Script to find any open old transactions

frit...@gmail.com

unread,

Jun 8, 2015, 12:53:10 PM6/8/15

to

Hello all.

I recently had a issue where one of my databases had a transaction log full state and after some poking around, I discovered that it was because there was some really old uncommitted transaction out there hogging a bunch of log. So I was able to terminate the connection and then everything recovered nicely.

So, I decided to incorporate a new bit into my monitoring scripts to check for the oldest transaction, and if the connection was more than a day old, to e-mail myself an alert. Here's what the bit of script looks like:

AP=`db2 get snapshot for db on $DBNAME | grep -i oldest | sed "s/.*= //"`
if [ -n "$AP" ] ; then
ID=`db2 get snapshot for application agentid $AP | grep -c "idle.*day"`
if [ $ID -eq 1 ] ; then
echo "Idle application $AP has open transaction exceeding 24 hours" | mail -s "Idle application
s on $DBNAME" -r "$EMFROM" "$EMAILTO"
fi
fi

The bit of script as I see it should check to see if there is an oldest transaction, then get the snapshot for the application having the oldest transaction and if it as been idle for more than a day, it should e-mail the alert.

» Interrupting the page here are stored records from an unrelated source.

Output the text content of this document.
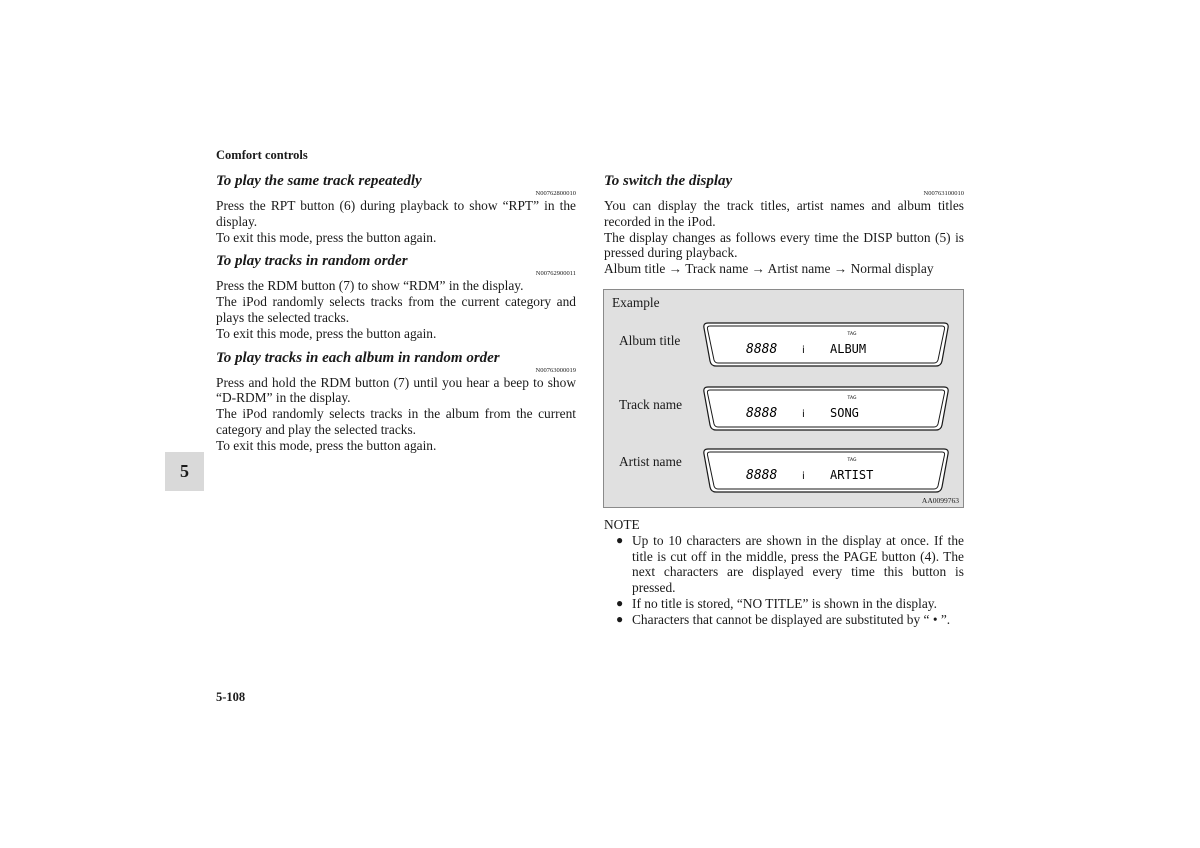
Comfort controls

To play the same track repeatedly

N00762800010

Press the RPT button (6) during playback to show “RPT” in the display.

To exit this mode, press the button again.

To play tracks in random order

N00762900011

Press the RDM button (7) to show “RDM” in the display.

The iPod randomly selects tracks from the current category and plays the selected tracks.

To exit this mode, press the button again.

To play tracks in each album in random order

N00763000019

Press and hold the RDM button (7) until you hear a beep to show “D-RDM” in the display.

The iPod randomly selects tracks in the album from the current category and play the selected tracks.

To exit this mode, press the button again.

To switch the display

N00763100010

You can display the track titles, artist names and album titles recorded in the iPod.

The display changes as follows every time the DISP button (5) is pressed during playback.

Album title → Track name → Artist name → Normal display

Example
Album title	TAG
8888 i ALBUM
Track name	TAG
8888 i SONG
Artist name	TAG
8888 i ARTIST
AA0099763

NOTE

● Up to 10 characters are shown in the display at once. If the title is cut off in the middle, press the PAGE button (4). The next characters are displayed every time this button is pressed.
● If no title is stored, “NO TITLE” is shown in the display.
● Characters that cannot be displayed are substituted by “ • ”.
5
5-108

The bit of script generally works just fine except for one thing. Every once in a while, I get a single alert. Note that the script runs every 5 minutes. So, I go to the db in question and look at the snapshot for the offending application. I can see that it has indeed been idle for a very long time. But the question is, how could that connection have been idle for such a long time and have just had the oldest transaction -- when the same connection did not have the oldest transaction 5 minutes ago? I'm not sure if I'm explaining the situation well, so let me try to give an example:

1) At noon, I check the database for oldest tranaction using the bit of script above. There is no oldest transaction given in the snapshot.
2) At 12:05, I check again. I get the alert for a certain connection say agentid 100.
3) I go in and do a snapshot for application agentid 100. It says it's been idle for 10 days.

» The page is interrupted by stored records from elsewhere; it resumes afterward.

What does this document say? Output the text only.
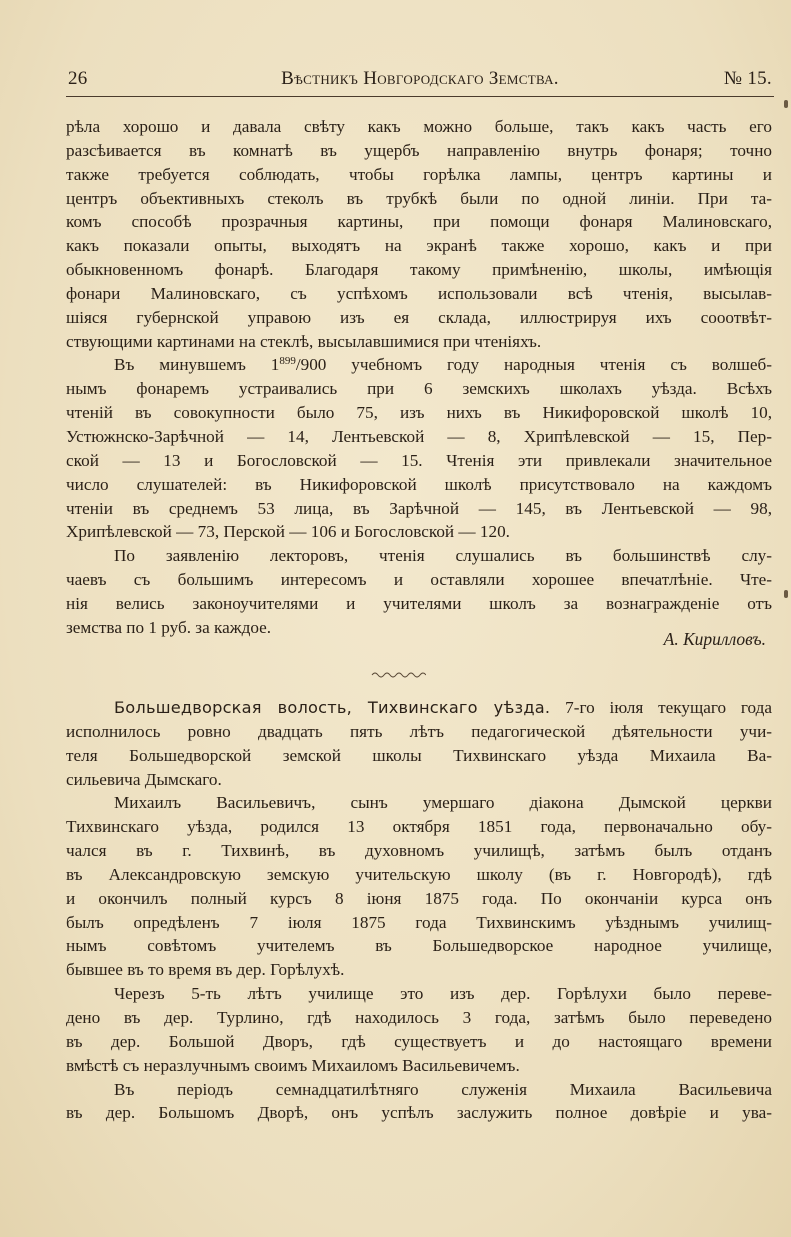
26	Вѣстникъ Новгородскаго Земства.	№ 15.
рѣла хорошо и давала свѣту какъ можно больше, такъ какъ часть его
разсѣивается въ комнатѣ въ ущербъ направленію внутрь фонаря; точно
также требуется соблюдать, чтобы горѣлка лампы, центръ картины и
центръ объективныхъ стеколъ въ трубкѣ были по одной линіи. При та-
комъ способѣ прозрачныя картины, при помощи фонаря Малиновскаго,
какъ показали опыты, выходятъ на экранѣ также хорошо, какъ и при
обыкновенномъ фонарѣ. Благодаря такому примѣненію, школы, имѣющія
фонари Малиновскаго, съ успѣхомъ использовали всѣ чтенія, высылав-
шіяся губернской управою изъ ея склада, иллюстрируя ихъ сооотвѣт-
ствующими картинами на стеклѣ, высылавшимися при чтеніяхъ.
Въ минувшемъ $1^{899}/900$ учебномъ году народныя чтенія съ волшеб-
нымъ фонаремъ устраивались при 6 земскихъ школахъ уѣзда. Всѣхъ
чтеній въ совокупности было 75, изъ нихъ въ Никифоровской школѣ 10,
Устюжнско-Зарѣчной — 14, Лентьевской — 8, Хрипѣлевской — 15, Пер-
ской — 13 и Богословской — 15. Чтенія эти привлекали значительное
число слушателей: въ Никифоровской школѣ присутствовало на каждомъ
чтеніи въ среднемъ 53 лица, въ Зарѣчной — 145, въ Лентьевской — 98,
Хрипѣлевской — 73, Перской — 106 и Богословской — 120.
По заявленію лекторовъ, чтенія слушались въ большинствѣ слу-
чаевъ съ большимъ интересомъ и оставляли хорошее впечатлѣніе. Чте-
нія велись законоучителями и учителями школъ за вознагражденіе отъ
земства по 1 руб. за каждое.
А. Кирилловъ.
Большедворская волость, Тихвинскаго уѣзда. 7-го іюля текущаго года
исполнилось ровно двадцать пять лѣтъ педагогической дѣятельности учи-
теля Большедворской земской школы Тихвинскаго уѣзда Михаила Ва-
сильевича Дымскаго.
Михаилъ Васильевичъ, сынъ умершаго діакона Дымской церкви
Тихвинскаго уѣзда, родился 13 октября 1851 года, первоначально обу-
чался въ г. Тихвинѣ, въ духовномъ училищѣ, затѣмъ былъ отданъ
въ Александровскую земскую учительскую школу (въ г. Новгородѣ), гдѣ
и окончилъ полный курсъ 8 іюня 1875 года. По окончаніи курса онъ
былъ опредѣленъ 7 іюля 1875 года Тихвинскимъ уѣзднымъ училищ-
нымъ совѣтомъ учителемъ въ Большедворское народное училище,
бывшее въ то время въ дер. Горѣлухѣ.
Черезъ 5-ть лѣтъ училище это изъ дер. Горѣлухи было переве-
дено въ дер. Турлино, гдѣ находилось 3 года, затѣмъ было переведено
въ дер. Большой Дворъ, гдѣ существуетъ и до настоящаго времени
вмѣстѣ съ неразлучнымъ своимъ Михаиломъ Васильевичемъ.
Въ періодъ семнадцатилѣтняго служенія Михаила Васильевича
въ дер. Большомъ Дворѣ, онъ успѣлъ заслужить полное довѣріе и ува-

So, the question is if it's been idle for 10 days, how could that same application be holding the oldest transaction when there was no oldest transaction at all as of 5 minutes ago? The weird thing about it is that when this happens, it is always for one of the db2 system connections... "db2fw##" (where the ## represents some number). This seems kinda strange, I was just wondering if anyone else had run into this.

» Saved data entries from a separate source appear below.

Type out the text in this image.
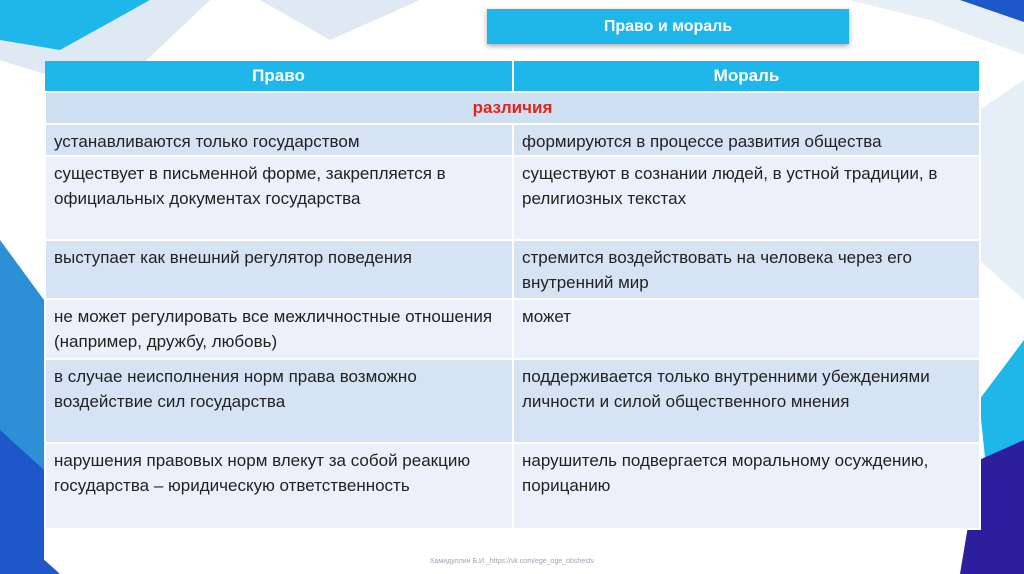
Право и мораль
Право	Мораль
различия	
устанавливаются только государством	формируются в процессе развития общества
существует в письменной форме, закрепляется в официальных документах государства	существуют в сознании людей, в устной традиции, в религиозных текстах
выступает как внешний регулятор поведения	стремится воздействовать на человека через его внутренний мир
не может регулировать все межличностные отношения (например, дружбу, любовь)	может
в случае неисполнения норм права возможно воздействие сил государства	поддерживается только внутренними убеждениями личности и силой общественного мнения
нарушения правовых норм влекут за собой реакцию государства – юридическую ответственность	нарушитель подвергается моральному осуждению, порицанию
Хамидуллин Б.И._https://vk.com/ege_oge_obshestv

Oh, also, this runs on AIX, DB2 version 10.1.2.

Thanks for the help.
Greig Wise

Lennart Jonsson

unread,

Jun 8, 2015, 3:08:38 PM6/8/15

to

Not sure why your script fails from time to time, but I think there are
better ways to detect "old" transactions. I use the following to monitor
old transactions and also get some information about them:

select
x.agent_id,
substr(z.corr_TOKEN,1,12) as ip,
cast(y.stmt_text as varchar(800)) as stmt,
x.locks_held,
x.APPL_IDLE_TIME,
x.UOW_START_TIME
from sysibmadm.SNAPAPPL x
join sysibmadm.snapstmt y
on x.agent_id = y.agent_id
join sysibmadm.SNAPAPPL_INFO z
on x.agent_id = z.agent_id
where UOW_STOP_TIME is null
and TIMESTAMPDIFF(4,CHAR(current_timestamp - UOW_START_TIME)) > 2
order by UOW_START_TIME

This will detect transactions older than 2 minutes (4 is minutes in
timestampdiff, exchange for other value as needed)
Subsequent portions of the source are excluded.